Heinrich Himmler, SS’in Reichsführer’i (Milli Lider) sıfatıyla, 2. Dünya Savaşı’nın sonunda Nazi Almanyası’nın en güçlü ikinci adamı haline geldi. “Yahudi Sorununa Nihai Çözümün” geliştirilmesi ve uygulanmasının idaresinden sorumluydu. Alman gizli polisi, güvenlik polisi ve kriminal polisi, baş teğmenleri Reinhard Heydrich ve Ernst Kaltenbrunner aracılığıyla hep ona rapor vermekteydi. Aynı zamanda da, yok etme hedefiyle mahkûmların çalıştırılarak ekonomik olarak sömürülmesinin de dahil olduğu geniş Nazi toplama kampı sistemini de denetlemekte ve kontrol etmekteydi.
4 Ekim 1943’te bir grup SS generaline, “Yahudilerin yok edilmesi” konusunda şunu söyledi: “tarihimizdeki bu zafer sayfası hiç yazılması ve asla da yazılmayacak… Bu bizim manevi hakkımızdı, bizi öldürmek isteyen bu insanları öldürmeye zorunluyduk.”

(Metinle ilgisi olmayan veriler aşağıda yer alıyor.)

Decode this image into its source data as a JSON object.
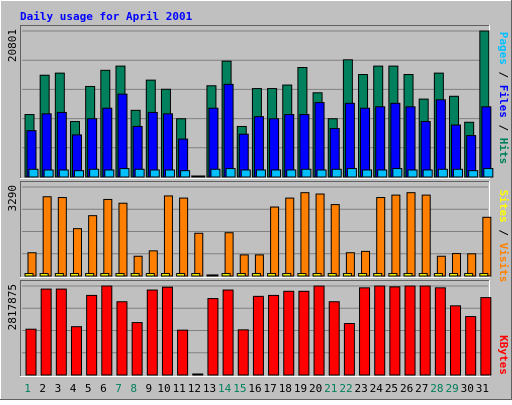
{
  "chart_data": [
    {
      "type": "bar",
      "title": "Daily usage for April 2001",
      "panel": "hits-files-pages",
      "categories": [
        "1",
        "2",
        "3",
        "4",
        "5",
        "6",
        "7",
        "8",
        "9",
        "10",
        "11",
        "12",
        "13",
        "14",
        "15",
        "16",
        "17",
        "18",
        "19",
        "20",
        "21",
        "22",
        "23",
        "24",
        "25",
        "26",
        "27",
        "28",
        "29",
        "30",
        "31"
      ],
      "weekend_categories": [
        "1",
        "7",
        "8",
        "14",
        "15",
        "21",
        "22",
        "28",
        "29"
      ],
      "ymax_label": "20801",
      "ylim": [
        0,
        20801
      ],
      "grid": true,
      "series": [
        {
          "name": "Hits",
          "color": "#00805c",
          "values": [
            8900,
            14500,
            14800,
            7900,
            12900,
            15200,
            15800,
            9500,
            13800,
            12500,
            8300,
            80,
            13000,
            16500,
            7200,
            12600,
            12600,
            13100,
            15600,
            12000,
            8300,
            16700,
            14600,
            15800,
            15800,
            14600,
            11100,
            14800,
            11500,
            7800,
            20801
          ]
        },
        {
          "name": "Files",
          "color": "#0000ff",
          "values": [
            6600,
            9000,
            9200,
            6000,
            8300,
            9800,
            11800,
            7200,
            9200,
            9000,
            5400,
            60,
            9800,
            13200,
            6100,
            8600,
            8300,
            8900,
            8900,
            10600,
            6900,
            10500,
            9800,
            10000,
            10500,
            10000,
            7900,
            11000,
            7400,
            5900,
            10000
          ]
        },
        {
          "name": "Pages",
          "color": "#00c0ff",
          "values": [
            1100,
            1000,
            1000,
            900,
            1100,
            1000,
            1200,
            1100,
            1000,
            1000,
            900,
            50,
            1100,
            1200,
            1000,
            1000,
            1000,
            1000,
            1100,
            1000,
            1100,
            1200,
            1000,
            1000,
            1200,
            1000,
            1000,
            1100,
            1100,
            900,
            1200
          ]
        }
      ]
    },
    {
      "type": "bar",
      "panel": "visits-sites",
      "categories": [
        "1",
        "2",
        "3",
        "4",
        "5",
        "6",
        "7",
        "8",
        "9",
        "10",
        "11",
        "12",
        "13",
        "14",
        "15",
        "16",
        "17",
        "18",
        "19",
        "20",
        "21",
        "22",
        "23",
        "24",
        "25",
        "26",
        "27",
        "28",
        "29",
        "30",
        "31"
      ],
      "ymax_label": "3290",
      "ylim": [
        0,
        3290
      ],
      "grid": true,
      "series": [
        {
          "name": "Visits",
          "color": "#ff8000",
          "values": [
            860,
            2930,
            2900,
            1750,
            2230,
            2830,
            2690,
            730,
            930,
            2960,
            2880,
            1580,
            40,
            1600,
            780,
            780,
            2550,
            2880,
            3080,
            3030,
            2640,
            860,
            910,
            2900,
            2990,
            3080,
            2990,
            730,
            830,
            820,
            2170
          ]
        },
        {
          "name": "Sites",
          "color": "#ffff00",
          "values": [
            90,
            90,
            90,
            90,
            90,
            90,
            90,
            90,
            90,
            90,
            90,
            90,
            10,
            90,
            90,
            90,
            90,
            90,
            90,
            90,
            90,
            90,
            90,
            90,
            90,
            90,
            90,
            90,
            90,
            90,
            90
          ]
        }
      ]
    },
    {
      "type": "bar",
      "panel": "kbytes",
      "categories": [
        "1",
        "2",
        "3",
        "4",
        "5",
        "6",
        "7",
        "8",
        "9",
        "10",
        "11",
        "12",
        "13",
        "14",
        "15",
        "16",
        "17",
        "18",
        "19",
        "20",
        "21",
        "22",
        "23",
        "24",
        "25",
        "26",
        "27",
        "28",
        "29",
        "30",
        "31"
      ],
      "ymax_label": "2817875",
      "ylim": [
        0,
        2817875
      ],
      "grid": true,
      "series": [
        {
          "name": "KBytes",
          "color": "#ff0000",
          "values": [
            1450000,
            2720000,
            2720000,
            1530000,
            2520000,
            2817875,
            2320000,
            1660000,
            2690000,
            2780000,
            1420000,
            30000,
            2420000,
            2690000,
            1430000,
            2490000,
            2520000,
            2650000,
            2650000,
            2817875,
            2320000,
            1630000,
            2760000,
            2817875,
            2790000,
            2817875,
            2817875,
            2760000,
            2190000,
            1850000,
            2450000
          ]
        }
      ]
    }
  ]
}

Savaşın sonunda, Müttefiklerle başarısız bir şekilde görüşmeler gerçekleştirmeye çalıştı ve hatta, Dünya Yahudi Kongresi’nin bir temsilcisi ile Nisan 1945’te bir buluşma gerçekleştirdi. Himmler, 23 Mayıs 1945’te, İngilizlerin mahkûmu altındayken intihar etti.